Even as Popsing trudged the length and breadth of Mindanao, organizing workers in its logging camps and plywood factories, its piers and rubber plantations, Momsing carved out her own space in her own time, oases of calm and beauty serving as odd contrast to the rough-and-tumble world of labor unions.

 

This was her way of holding her own vis-à-vis a husband who had scores of followers and a vocation that was nearly all-consuming. And a good thing she did, her children having priceless memories of an austere, but song and poetry-filled, childhood.

 

She was also an avid nationalist and incipient feminist, naming her fourth child after the “Noli’s” main character and defending her daughter-in-law’s staunch refusal to change her surname before all and sundry, particularly her husband’s kin who took pride in the Malonzo name (I am that daughter-in-law).

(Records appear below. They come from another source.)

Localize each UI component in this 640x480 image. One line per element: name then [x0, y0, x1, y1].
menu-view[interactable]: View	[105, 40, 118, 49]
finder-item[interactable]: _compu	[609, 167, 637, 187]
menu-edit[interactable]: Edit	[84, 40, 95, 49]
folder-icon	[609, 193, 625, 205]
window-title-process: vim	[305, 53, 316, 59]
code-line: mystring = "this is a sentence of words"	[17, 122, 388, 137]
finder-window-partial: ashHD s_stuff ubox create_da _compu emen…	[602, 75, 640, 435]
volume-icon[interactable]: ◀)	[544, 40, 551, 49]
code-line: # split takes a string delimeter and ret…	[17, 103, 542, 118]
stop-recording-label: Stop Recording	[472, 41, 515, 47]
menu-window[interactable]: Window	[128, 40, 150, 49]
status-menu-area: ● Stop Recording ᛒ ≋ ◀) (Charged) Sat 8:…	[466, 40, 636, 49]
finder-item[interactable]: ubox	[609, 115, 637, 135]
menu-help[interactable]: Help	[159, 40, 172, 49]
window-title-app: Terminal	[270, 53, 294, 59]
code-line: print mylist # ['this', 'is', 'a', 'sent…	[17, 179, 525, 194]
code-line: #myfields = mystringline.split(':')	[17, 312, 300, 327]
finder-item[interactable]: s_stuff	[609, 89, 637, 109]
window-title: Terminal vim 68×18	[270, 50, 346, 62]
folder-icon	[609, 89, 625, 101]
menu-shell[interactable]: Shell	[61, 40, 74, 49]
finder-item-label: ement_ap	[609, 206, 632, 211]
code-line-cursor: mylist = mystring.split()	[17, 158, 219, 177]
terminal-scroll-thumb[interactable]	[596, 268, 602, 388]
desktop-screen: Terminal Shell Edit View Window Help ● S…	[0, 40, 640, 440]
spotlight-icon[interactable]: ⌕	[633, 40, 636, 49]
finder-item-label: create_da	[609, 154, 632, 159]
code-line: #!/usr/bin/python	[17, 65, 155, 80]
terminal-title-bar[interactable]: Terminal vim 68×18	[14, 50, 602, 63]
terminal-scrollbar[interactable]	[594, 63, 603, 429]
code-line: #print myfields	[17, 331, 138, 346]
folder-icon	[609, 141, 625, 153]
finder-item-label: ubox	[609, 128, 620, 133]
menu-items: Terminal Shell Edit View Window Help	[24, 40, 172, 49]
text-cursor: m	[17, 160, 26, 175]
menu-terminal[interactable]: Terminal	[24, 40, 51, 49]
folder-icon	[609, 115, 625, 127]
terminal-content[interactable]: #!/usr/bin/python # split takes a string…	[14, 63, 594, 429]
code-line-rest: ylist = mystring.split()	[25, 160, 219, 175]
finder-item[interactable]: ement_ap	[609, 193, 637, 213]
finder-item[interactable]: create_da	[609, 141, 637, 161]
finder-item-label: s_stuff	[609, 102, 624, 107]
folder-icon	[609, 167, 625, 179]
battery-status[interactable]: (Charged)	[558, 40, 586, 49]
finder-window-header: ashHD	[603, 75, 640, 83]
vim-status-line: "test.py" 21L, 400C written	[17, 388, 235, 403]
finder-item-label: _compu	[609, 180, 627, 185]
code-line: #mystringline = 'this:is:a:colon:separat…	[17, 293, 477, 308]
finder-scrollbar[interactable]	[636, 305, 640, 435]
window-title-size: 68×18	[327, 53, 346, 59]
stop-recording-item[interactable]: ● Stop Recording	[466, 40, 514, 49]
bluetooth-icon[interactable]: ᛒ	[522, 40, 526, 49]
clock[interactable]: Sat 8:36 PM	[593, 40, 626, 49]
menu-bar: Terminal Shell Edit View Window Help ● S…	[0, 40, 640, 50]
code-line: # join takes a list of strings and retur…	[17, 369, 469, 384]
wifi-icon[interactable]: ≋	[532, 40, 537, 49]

Four of the children have biblical names, a hallmark of Protestant families.

 

Quick of tongue

 

Momsing was quick of thought and quicker of tongue.  A few years ago, having just arrived from the Zamboanga airport, I asked her how she was doing. “Surviving,” was her curt reply.

 

Last year, when her US-bound oldest daughter started to bid farewell, she said she wanted to come along. But the former remonstrated that it would be difficult there in case anything happened. “Di ilibing (Then bury me)”—and with that she cut short the delicate subject of death hanging in the air.

 

But most poignant of all were her words to my husband about four years ago. “So this is how it ends,” she said, after an initial attack of involuntary spasms and gestures (from dysfunctional nerve endings and dead brain cells), flailing about in a St. Vitus dance.

 

Although Popsing was a man of the Word (as a pastor) and of words (as a labor leader), Momsing was the one who transmuted thought and experience into words, committing these to paper and chronicling the young family’s grueling experiences as war evacuees in the mid-’40s, surviving the conflict and eluding enemy troops by the skin of their teeth. Her war memoirs could make a telenovela series, no kidding.

 

Quiet prayer

 

And so I end, as I must, with a quiet prayer for a woman soon turning 101, of thanks for living a life of autonomy and agency given the constraints of marriage and childbirth (no reproductive rights then) that, clipping her wings, turned her into gardener and extraordinary homemaker, feeding her children with song and verse and beauty, as well as with food and drink.

 

Would she have chosen otherwise, had she other options some eight decades ago? I cannot truly say. But one thing is certain, she lived well and she loved well, and for this, I honor my mother-in-law, Basilia Avelino Malonzo.